Aujourd’hui, il construit une plateforme d’agents IA et se demande : Lisp pourrait-il encore être utile pour une boucle d’agent ? La réponse est oui, mais pour des raisons différentes de celles de 2000.
L’anatomie de l’agent
L’implémentation complète (disponible sur The Beach) utilise SBCL (Steel Bank Common Lisp), deux bibliothèques (dexador pour HTTP, shasht pour JSON), et rien d’autre. La boucle récursive :
lisp (defun agent-loop (messages) (let* ((message (ref (call-model messages) choices 0 message)) (tool-calls (gethash tool_calls message))) (if (and tool-calls (plusp (length tool-calls))) (agent-loop (append messages (list message) (map list # execute tool-calls))) (append messages (list message)))))
Huit lignes. Si le modèle répond, il retourne l’historique. S’il demande des tools, les exécute, ajoute les résultats, et se rappelle lui-même. L’état n’est que la liste des messages qui traverse la récursion. Pas de state machine, pas de variables globales.

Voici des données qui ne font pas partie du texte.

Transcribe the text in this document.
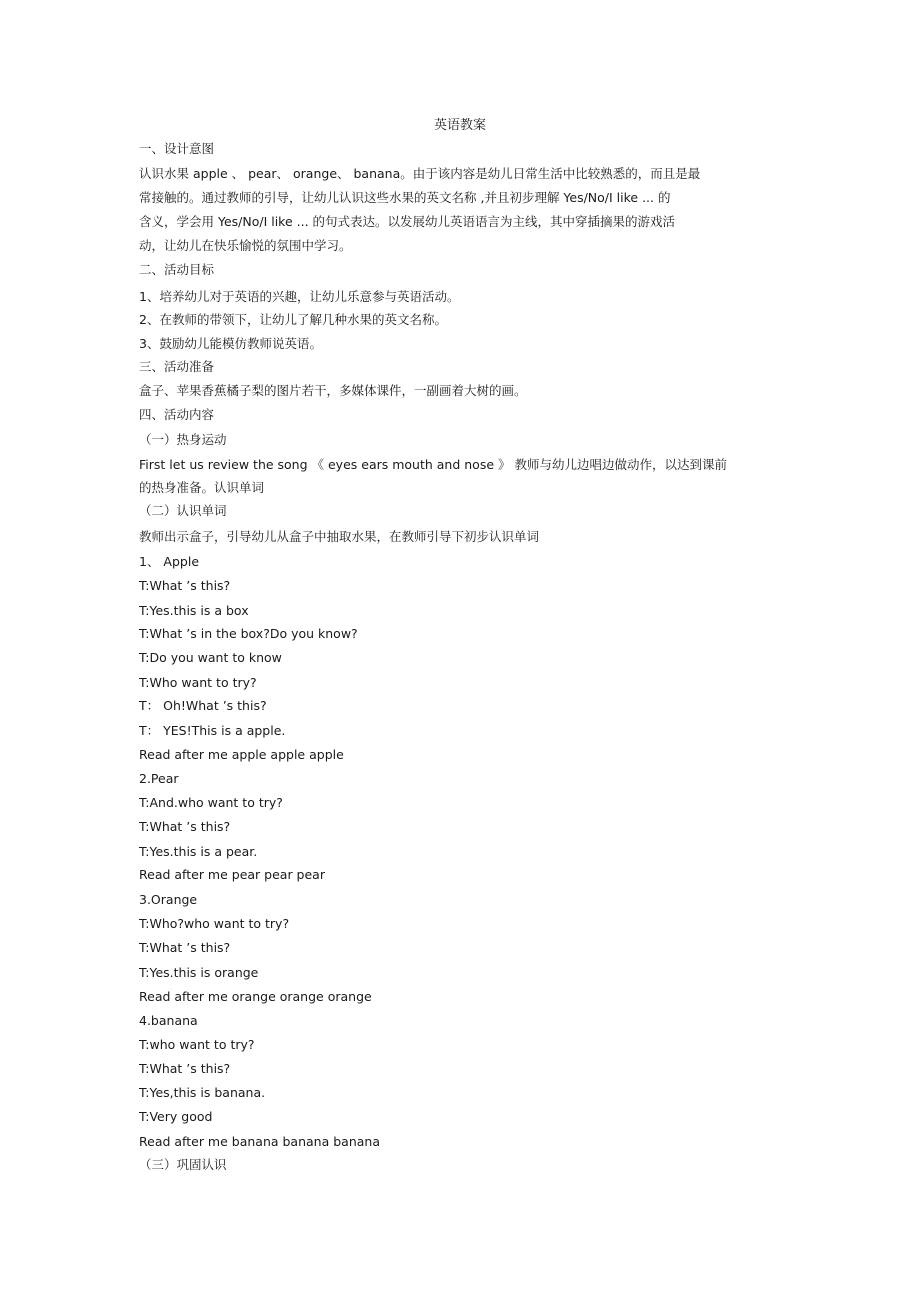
英语教案
一、设计意图
认识水果 apple 、 pear、 orange、 banana。由于该内容是幼儿日常生活中比较熟悉的，而且是最
常接触的。通过教师的引导，让幼儿认识这些水果的英文名称 ,并且初步理解 Yes/No/I like ... 的
含义，学会用 Yes/No/I like ... 的句式表达。以发展幼儿英语语言为主线，其中穿插摘果的游戏活
动，让幼儿在快乐愉悦的氛围中学习。
二、活动目标
1、培养幼儿对于英语的兴趣，让幼儿乐意参与英语活动。
2、在教师的带领下，让幼儿了解几种水果的英文名称。
3、鼓励幼儿能模仿教师说英语。
三、活动准备
盒子、苹果香蕉橘子梨的图片若干，多媒体课件，一副画着大树的画。
四、活动内容
（一）热身运动
First let us review the song 《 eyes ears mouth and nose 》 教师与幼儿边唱边做动作，以达到课前
的热身准备。认识单词
（二）认识单词
教师出示盒子，引导幼儿从盒子中抽取水果，在教师引导下初步认识单词
1、 Apple
T:What ’s this?
T:Yes.this is a box
T:What ’s in the box?Do you know?
T:Do you want to know
T:Who want to try?
T： Oh!What ’s this?
T： YES!This is a apple.
Read after me apple apple apple
2.Pear
T:And.who want to try?
T:What ’s this?
T:Yes.this is a pear.
Read after me pear pear pear
3.Orange
T:Who?who want to try?
T:What ’s this?
T:Yes.this is orange
Read after me orange orange orange
4.banana
T:who want to try?
T:What ’s this?
T:Yes,this is banana.
T:Very good
Read after me banana banana banana
（三）巩固认识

Le truc : eval comme unique tool
La plupart des agents ont un catalogue de tools (recherche web, lecture de fichiers, exec Python). Cet agent a un seul tool : eval. Le modèle écrit une forme Lisp sous forme de chaîne, l’agent la lit (read-from-string), l’exécute (eval), et retourne le résultat imprimé.
lisp (defun lisp-eval (form-string) (handler-case (format nil “~s” (eval (read-from-string form-string))) (error (e) (format nil “ERROR: ~a” e))))
C’est possible parce que Lisp est homoïconique : le code est écrit dans la même structure de données (listes) que le langage manipule. Un programme Lisp peut construire et modifier d’autre code Lisp aussi facilement qu’il construit une liste d’épicerie. Dans la transcription du post, l’agent a calculé Fibonacci(30) en deux étapes : d’abord il a défini la fonction dans le runtime, puis l’a appelée.
Limites déclarées
L’auteur le dit clairement : eval ouvert est un risque de sécurité. Le modèle exécute du code arbitraire sur la machine. C’est une expérience en sandbox, pas une recette pour la production. L’auteur lui-même l’a seulement exécuté dans un conteneur Docker local.
Mais l’idée tient comme outil didactique : elle montre ce qu’il y a sous un agent sans framework, sans abstractions, sans dépendances. C’est l’équivalent d’écrire un serveur HTTP en 50 lignes pour comprendre ce qu’Express ou Flask font en coulisse.
Pourquoi aujourd’hui
La promesse originale de Lisp était « des programmes qui manipulent des programmes ». En 2000, cela signifiait des règles symboliques écrites à la main. En 2026, cela signifie : le modèle écrit le code, Lisp fournit le substrat où ce code s’exécute, et la boucle récursive tient tout ensemble. Le travail symbolique a été externalisé au modèle, mais la propriété homoïconique de Lisp rend l’exécution immédiate.
Si tu construis des agents ou si tu suis le parcours builder du cours, ce post vaut la lecture : c’est une anatomie propre, sans fioritures, de comment fonctionne une boucle. Et si tu t’es jamais dit « j’aimerais vraiment comprendre ce qu’il y a dessous avant d’utiliser un framework », c’est ce type de code qui te le montre.